Linode Cloud Firewall Settings Issues
Having a problem allowing ssh access for developer unless firewall is completely disabled. Also, my app can't send files or messages in chat with these Linode Cloud Firewall settings.
Current Linode Cloud Firewall Settings Image
When the firewall is disabled, my developer can access the server via ssh. I currently have Accept Inbound SSH set for his IP and Accept Outbound SSH set the same way. He can't connect unless the firewall is completely disabled.
I have Accept Inbound HTTP/HTTPS/DNS but if the firewall is on, messages from my app are blocked. When I turn the firewall off, the messages come through with no issues.
What am I missing here? I want to make sure everything is fully secure but also have everything working properly.
2 Replies
Without more information about your intended setup, and the details of exactly which ports/services should be accessible beyond your firewall, it’s difficult to say for certain exactly how your firewall rules should be written. When troubleshooting the initial setup of a firewall, don’t be afraid to start from scratch : pick your preferred firewall option (ufw or Cloud firewall) and remove all the rules. When that’s done, re-enable one thing at a time, checking at every step that everything works as intended.

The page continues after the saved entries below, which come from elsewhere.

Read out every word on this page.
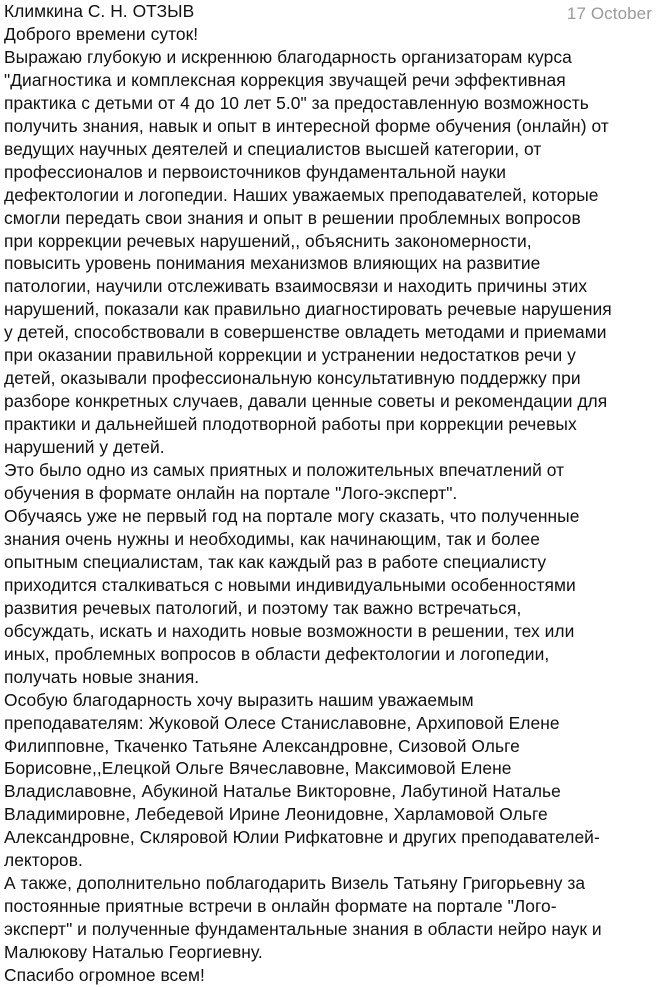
17 October
Климкина С. Н. ОТЗЫВ
Доброго времени суток!
Выражаю глубокую и искреннюю благодарность организаторам курса
"Диагностика и комплексная коррекция звучащей речи эффективная
практика с детьми от 4 до 10 лет 5.0" за предоставленную возможность
получить знания, навык и опыт в интересной форме обучения (онлайн) от
ведущих научных деятелей и специалистов высшей категории, от
профессионалов и первоисточников фундаментальной науки
дефектологии и логопедии. Наших уважаемых преподавателей, которые
смогли передать свои знания и опыт в решении проблемных вопросов
при коррекции речевых нарушений,, объяснить закономерности,
повысить уровень понимания механизмов влияющих на развитие
патологии, научили отслеживать взаимосвязи и находить причины этих
нарушений, показали как правильно диагностировать речевые нарушения
у детей, способствовали в совершенстве овладеть методами и приемами
при оказании правильной коррекции и устранении недостатков речи у
детей, оказывали профессиональную консультативную поддержку при
разборе конкретных случаев, давали ценные советы и рекомендации для
практики и дальнейшей плодотворной работы при коррекции речевых
нарушений у детей.
Это было одно из самых приятных и положительных впечатлений от
обучения в формате онлайн на портале "Лого-эксперт".
Обучаясь уже не первый год на портале могу сказать, что полученные
знания очень нужны и необходимы, как начинающим, так и более
опытным специалистам, так как каждый раз в работе специалисту
приходится сталкиваться с новыми индивидуальными особенностями
развития речевых патологий, и поэтому так важно встречаться,
обсуждать, искать и находить новые возможности в решении, тех или
иных, проблемных вопросов в области дефектологии и логопедии,
получать новые знания.
Особую благодарность хочу выразить нашим уважаемым
преподавателям: Жуковой Олесе Станиславовне, Архиповой Елене
Филипповне, Ткаченко Татьяне Александровне, Сизовой Ольге
Борисовне,,Елецкой Ольге Вячеславовне, Максимовой Елене
Владиславовне, Абукиной Наталье Викторовне, Лабутиной Наталье
Владимировне, Лебедевой Ирине Леонидовне, Харламовой Ольге
Александровне, Скляровой Юлии Рифкатовне и других преподавателей-
лекторов.
А также, дополнительно поблагодарить Визель Татьяну Григорьевну за
постоянные приятные встречи в онлайн формате на портале "Лого-
эксперт" и полученные фундаментальные знания в области нейро наук и
Малюкову Наталью Георгиевну.
Спасибо огромное всем!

If your current configuration isn’t working, it might be because you have competing rules. I think there are two things that you are trying to do here, let’s look at them separately.
# My app can’t send files or messages in chat
The picture that you attached to your post shows the configurations of your Cloud Firewall. One thing that could prevent your app from working is the “Outbound Rules”.
I suggest that you delete the specific Outbound rule and change the default outbound policy to “accept” by default.
The configuration that you have now is blocking all traffic except for port 22 and 784. But actually, your app might need to use other ports to function normally. In the same way, when interacting with your machine via SSH, restricting outbound traffic can block certain functionalities.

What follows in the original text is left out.